Paris Agreement: A success of multilateralism
Unlike previous treaties (Kyoto Protocol), Paris introduced a flexible, nationally determined climate architecture:
| Feature | Why it strengthened multilateralism |
| NDCs (Nationally Determined Contributions) | Allowed countries autonomy; enhanced participation from 196 parties. |
| “Common but Differentiated Responsibility + National circumstances (CBDR-RC)” | Recognized historical responsibility while enabling equity. |
| Global stocktake every 5 years | Creates collective accountability. |
Achievements within a decade:
- Renewables became cheapest energy source in most regions (IEA, 2024).
- Emissions trajectory shifted downward; previously 4–5°C warming projection moderated to ~2–3°C.
- Climate finance flows increased to $1.3 trillion in 2023, though still below needs.

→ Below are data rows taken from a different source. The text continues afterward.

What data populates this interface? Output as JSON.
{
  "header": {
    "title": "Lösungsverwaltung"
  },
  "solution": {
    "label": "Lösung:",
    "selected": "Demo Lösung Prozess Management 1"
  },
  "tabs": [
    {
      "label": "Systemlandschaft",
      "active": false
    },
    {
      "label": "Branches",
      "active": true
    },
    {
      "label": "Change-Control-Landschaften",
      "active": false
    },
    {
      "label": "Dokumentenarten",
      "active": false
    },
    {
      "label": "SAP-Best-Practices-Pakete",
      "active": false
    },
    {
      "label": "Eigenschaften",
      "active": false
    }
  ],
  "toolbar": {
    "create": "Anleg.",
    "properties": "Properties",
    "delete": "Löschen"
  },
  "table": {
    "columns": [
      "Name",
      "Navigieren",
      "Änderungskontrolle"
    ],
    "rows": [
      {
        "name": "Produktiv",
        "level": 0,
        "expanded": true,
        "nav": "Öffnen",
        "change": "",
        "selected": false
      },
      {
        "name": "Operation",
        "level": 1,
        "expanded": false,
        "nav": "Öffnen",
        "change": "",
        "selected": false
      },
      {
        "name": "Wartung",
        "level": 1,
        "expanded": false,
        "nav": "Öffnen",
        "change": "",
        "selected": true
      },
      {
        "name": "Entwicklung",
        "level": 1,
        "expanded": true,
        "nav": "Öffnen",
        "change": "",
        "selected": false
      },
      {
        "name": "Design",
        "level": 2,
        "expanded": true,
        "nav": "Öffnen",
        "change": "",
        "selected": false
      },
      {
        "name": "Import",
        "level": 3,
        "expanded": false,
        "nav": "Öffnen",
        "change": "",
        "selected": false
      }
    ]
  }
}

- The International Solar Alliance (ISA)—co-created by India and France—grew to 120+ member nations, enhancing solar capacity in developing economies.
- Thus, Paris demonstrated that multilateral consensus can drive global behavioral change.

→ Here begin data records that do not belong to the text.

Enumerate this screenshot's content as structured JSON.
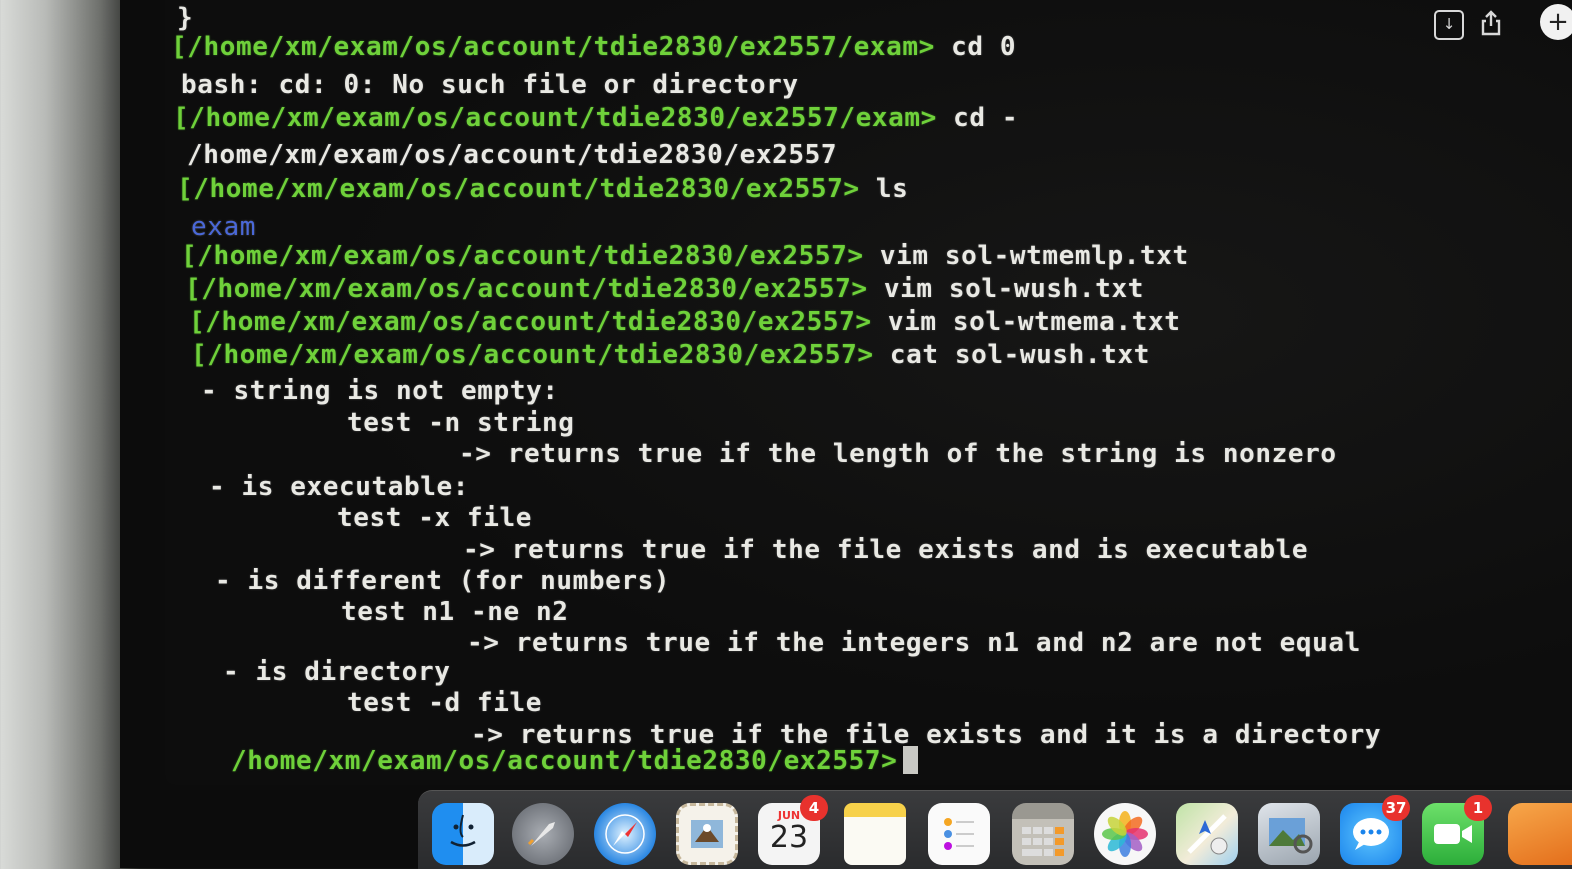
{
  "terminal": {
    "lines": {
      "l0": {
        "text": "}"
      },
      "l1": {
        "prompt": "[/home/xm/exam/os/account/tdie2830/ex2557/exam>",
        "cmd": " cd 0"
      },
      "l2": {
        "text": "bash: cd: 0: No such file or directory"
      },
      "l3": {
        "prompt": "[/home/xm/exam/os/account/tdie2830/ex2557/exam>",
        "cmd": " cd -"
      },
      "l4": {
        "text": "/home/xm/exam/os/account/tdie2830/ex2557"
      },
      "l5": {
        "prompt": "[/home/xm/exam/os/account/tdie2830/ex2557>",
        "cmd": " ls"
      },
      "l6": {
        "text": "exam"
      },
      "l7": {
        "prompt": "[/home/xm/exam/os/account/tdie2830/ex2557>",
        "cmd": " vim sol-wtmemlp.txt"
      },
      "l8": {
        "prompt": "[/home/xm/exam/os/account/tdie2830/ex2557>",
        "cmd": " vim sol-wush.txt"
      },
      "l9": {
        "prompt": "[/home/xm/exam/os/account/tdie2830/ex2557>",
        "cmd": " vim sol-wtmema.txt"
      },
      "l10": {
        "prompt": "[/home/xm/exam/os/account/tdie2830/ex2557>",
        "cmd": " cat sol-wush.txt"
      },
      "l11": {
        "text": "- string is not empty:"
      },
      "l12": {
        "text": "test -n string"
      },
      "l13": {
        "text": "-> returns true if the length of the string is nonzero"
      },
      "l14": {
        "text": "- is executable:"
      },
      "l15": {
        "text": "test -x file"
      },
      "l16": {
        "text": "-> returns true if the file exists and is executable"
      },
      "l17": {
        "text": "- is different (for numbers)"
      },
      "l18": {
        "text": "test n1 -ne n2"
      },
      "l19": {
        "text": "-> returns true if the integers n1 and n2 are not equal"
      },
      "l20": {
        "text": "- is directory"
      },
      "l21": {
        "text": "test -d file"
      },
      "l22": {
        "text": "-> returns true if the file exists and it is a directory"
      },
      "l23": {
        "prompt": "/home/xm/exam/os/account/tdie2830/ex2557>"
      }
    }
  },
  "colors": {
    "prompt": "#6fd13a",
    "output": "#e9e9e4",
    "directory": "#4a68d8",
    "background": "#0d0d0d"
  },
  "dock": {
    "calendar": {
      "month": "JUN",
      "day": "23",
      "badge": "4"
    },
    "messages": {
      "badge": "37"
    },
    "facetime": {
      "badge": "1"
    }
  },
  "icons": [
    "finder-icon",
    "launchpad-icon",
    "safari-icon",
    "mail-icon",
    "calendar-icon",
    "notes-icon",
    "reminders-icon",
    "calculator-icon",
    "photos-icon",
    "maps-icon",
    "preview-icon",
    "messages-icon",
    "facetime-icon",
    "pages-icon",
    "save-icon",
    "share-icon",
    "plus-icon"
  ]
}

Why the global energy transition appears “unstoppable”
The decade post-Paris witnessed a structural shift in energy economics and technology:
- Economics: Renewables are now cheaper: Solar costs fell 89% between 2010–2023 (IRENA). In 2024, 90% of new power capacity added globally was renewable (IEA). Electric Vehicles rose from <1% (2015) to ~20% of global car sales (IEA, 2024). Markets—not just morality—are driving decarbonization.
- Technology breakthroughs: Storage cost reduction: lithium-ion battery prices fell 83% since 2015. Offshore wind, green hydrogen, and carbon capture became commercially viable.

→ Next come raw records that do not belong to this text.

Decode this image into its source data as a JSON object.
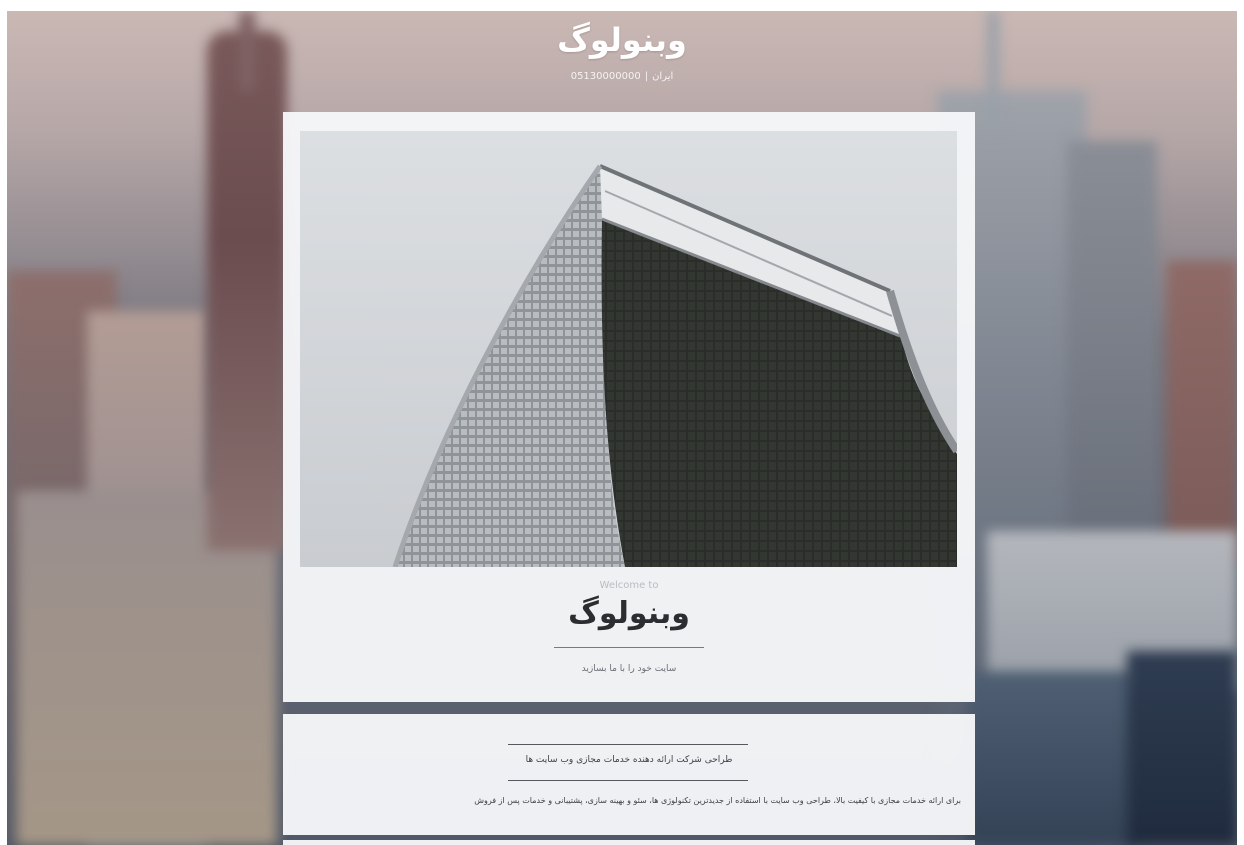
{
  "header": {
    "site_title": "وبنولوگ",
    "phone": "05130000000",
    "city": "ایران"
  },
  "hero": {
    "image_alt": "skyscraper-photo"
  },
  "welcome": {
    "subtitle": "Welcome to",
    "title": "وبنولوگ",
    "tagline": "سایت خود را با ما بسازید"
  },
  "about": {
    "title": "طراحی شرکت ارائه دهنده خدمات مجازی وب سایت ها",
    "body": "برای ارائه خدمات مجازی با کیفیت بالا، طراحی وب سایت با استفاده از جدیدترین تکنولوژی ها، سئو و بهینه سازی، پشتیبانی و خدمات پس از فروش"
  },
  "colors": {
    "panel": "#f6f7f9",
    "title_text": "#2b2d31",
    "header_text": "#ffffff"
  }
}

- Geopolitical shifts: Energy security post-Ukraine war accelerated renewable adoption as EU REPowerEU plan aims for 45% renewable share by 2030.
- National initiatives
- India: 50% installed capacity from non-fossil sources—achieved 5 years early.
- U.S.: Inflation Reduction Act ($369 billion green investment).
- China: World’s largest producer of solar panels, batteries, and EVs.
These shifts lock in a future where fossil investments risk becoming stranded assets.
Critical Gaps and Limitations
| Challenge | Evidence |
| Insufficient emission cuts | Current NDCs lead to 2.5–2.9°C warming (IPCC AR6). |
| Global climate finance gap | Developing countries need 12x current funding (OECD, 2024). |
| Adaptation injustice | Less than 8% of climate finance goes to adaptation (UNFCCC). |
Thus, while the transition is progressing, equity and finance are weak links.
Conclusion
As Nicholas Stern noted in The Economics of Climate Change, climate action is a growth opportunity. The Paris Agreement proves multilateralism works, but accelerated ambition and equitable finance must define the next decade.